My twin and I were best friends with their youngest son. Before we went to school we were often in their house, which was bigger than ours and was on three floors. Which made it perfect for mountain climbing. The hours we spent playing explorers up and down the stairs, were our happiest times. Our friend's mum was very tolerant, often packing us sandwiches for our expeditions, and only scooting us out of the way occasionally if we were a nuisance, and providing us with Nesquik at the end of our games. Nesquik.We never had that in our house, it seemed like heaven.
It was established early on that my sister and our friend would be getting married when they grew up. Why or how, I don't know, and I don't recall that ever bothering me. But they were a natural fit, mischievous and always in trouble, while I tagged along behind in awe at their recklessness, and wishing I could be more like them.
Our happy exploring days eventually ended when we had to go to school. And to be honest, nothing has ever seemed quite as much fun since...
In the long summer holidays that seemed in those days to stretch on forever, we would get together in our friends' garden and play orphanages. They were pretty gruesome games from what I remember. Our friend's older sister used to be the head of the orphanage and would come up with terrible punishments for us if we had been naughty. So she'd make us line up against the fence and pretend to use the rake to scrape down our backs, or tell us we'd have to eat dog poo if we weren't good. There was something heady and exciting about the horrible ideas she came up with, and when we invariably escaped as part of the game (going down to the local pond and sitting beside it pretending to row a boat to get away), I was completely caught up in the idea that we really were running away.
Our other games weren't quite as vicious as that, but orphanages has always stuck in my head.

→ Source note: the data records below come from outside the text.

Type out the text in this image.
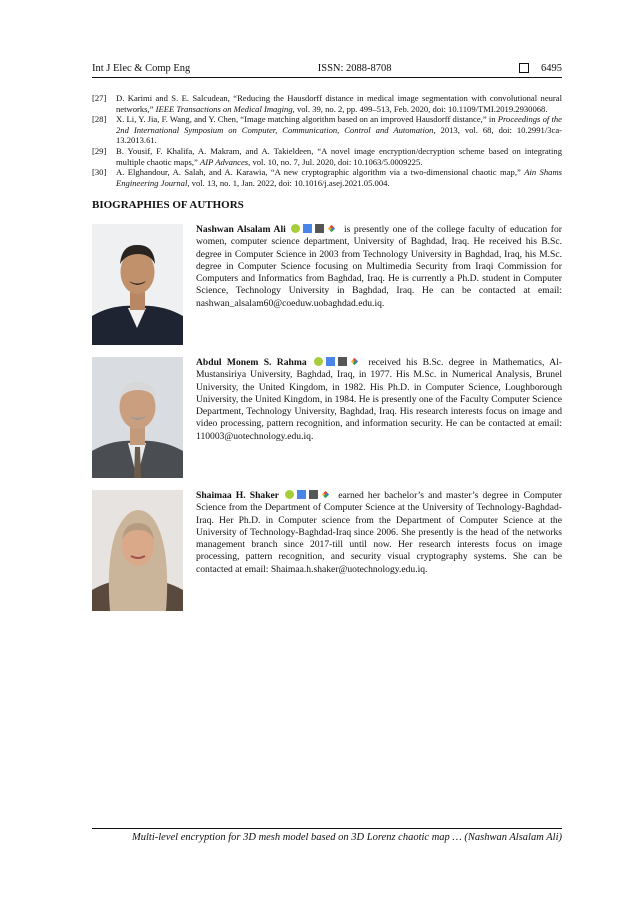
Int J Elec & Comp Eng	ISSN: 2088-8708	6495
[27]	D. Karimi and S. E. Salcudean, “Reducing the Hausdorff distance in medical image segmentation with convolutional neural networks,” IEEE Transactions on Medical Imaging, vol. 39, no. 2, pp. 499–513, Feb. 2020, doi: 10.1109/TMI.2019.2930068.
[28]	X. Li, Y. Jia, F. Wang, and Y. Chen, “Image matching algorithm based on an improved Hausdorff distance,” in Proceedings of the 2nd International Symposium on Computer, Communication, Control and Automation, 2013, vol. 68, doi: 10.2991/3ca-13.2013.61.
[29]	B. Yousif, F. Khalifa, A. Makram, and A. Takieldeen, “A novel image encryption/decryption scheme based on integrating multiple chaotic maps,” AIP Advances, vol. 10, no. 7, Jul. 2020, doi: 10.1063/5.0009225.
[30]	A. Elghandour, A. Salah, and A. Karawia, “A new cryptographic algorithm via a two-dimensional chaotic map,” Ain Shams Engineering Journal, vol. 13, no. 1, Jan. 2022, doi: 10.1016/j.asej.2021.05.004.
BIOGRAPHIES OF AUTHORS
Nashwan Alsalam Ali	is presently one of the college faculty of education for women, computer science department, University of Baghdad, Iraq. He received his B.Sc. degree in Computer Science in 2003 from Technology University in Baghdad, Iraq, his M.Sc. degree in Computer Science focusing on Multimedia Security from Iraqi Commission for Computers and Informatics from Baghdad, Iraq. He is currently a Ph.D. student in Computer Science, Technology University in Baghdad, Iraq. He can be contacted at email: nashwan_alsalam60@coeduw.uobaghdad.edu.iq.
Abdul Monem S. Rahma	received his B.Sc. degree in Mathematics, Al- Mustansiriya University, Baghdad, Iraq, in 1977. His M.Sc. in Numerical Analysis, Brunel University, the United Kingdom, in 1982. His Ph.D. in Computer Science, Loughborough University, the United Kingdom, in 1984. He is presently one of the Faculty Computer Science Department, Technology University, Baghdad, Iraq. His research interests focus on image and video processing, pattern recognition, and information security. He can be contacted at email: 110003@uotechnology.edu.iq.
Shaimaa H. Shaker	earned her bachelor’s and master’s degree in Computer Science from the Department of Computer Science at the University of Technology-Baghdad-Iraq. Her Ph.D. in Computer science from the Department of Computer Science at the University of Technology-Baghdad-Iraq since 2006. She presently is the head of the networks management branch since 2017-till until now. Her research interests focus on image processing, pattern recognition, and security visual cryptography systems. She can be contacted at email: Shaimaa.h.shaker@uotechnology.edu.iq.
Multi-level encryption for 3D mesh model based on 3D Lorenz chaotic map … (Nashwan Alsalam Ali)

What possessed us to come up with something so nasty? We didn't have access to grim videos, and had perfectly lovely families. But there was something teasingly enticing about wondering about a world that wasn't as safe as ours. I suppose that's the point of childhood games, you explore the dark while knowing you can go to bed perfectly safe and well.
We were lucky, privileged even. They were truly halcyon days.
3) Mr and Mrs L
Our friends' parents were delighftul people. They never seemed to mind extra children in their garden. And absorbed us into their family as part of the furniture. Mr L worked in the print, which fascinated me for some reason, as it was so different my dad's teaching job. He was also keen on gardening and had a proper shed, which we were allowed to use as a club house. He was a terrible tease and enjoyed pretending he couldn't tell my sister and I apart. He called us Virjulia and Gervinia with a twinkle in his eye. He was always funny and kind. Mrs L was brilliant too, seemingly calm, but running a household that included an invalid elderly aunt who we would go and see sometimes. Looking back I can see she must have had a lot on her plate, but she was always serene and kind, with a wicked sense of humour. They were delighftul people, and their house was a very special place. I remember it full of sun and laughter and life. A true testament to their kind and generous natures. They are both dead now, but I will remember them with fondness always.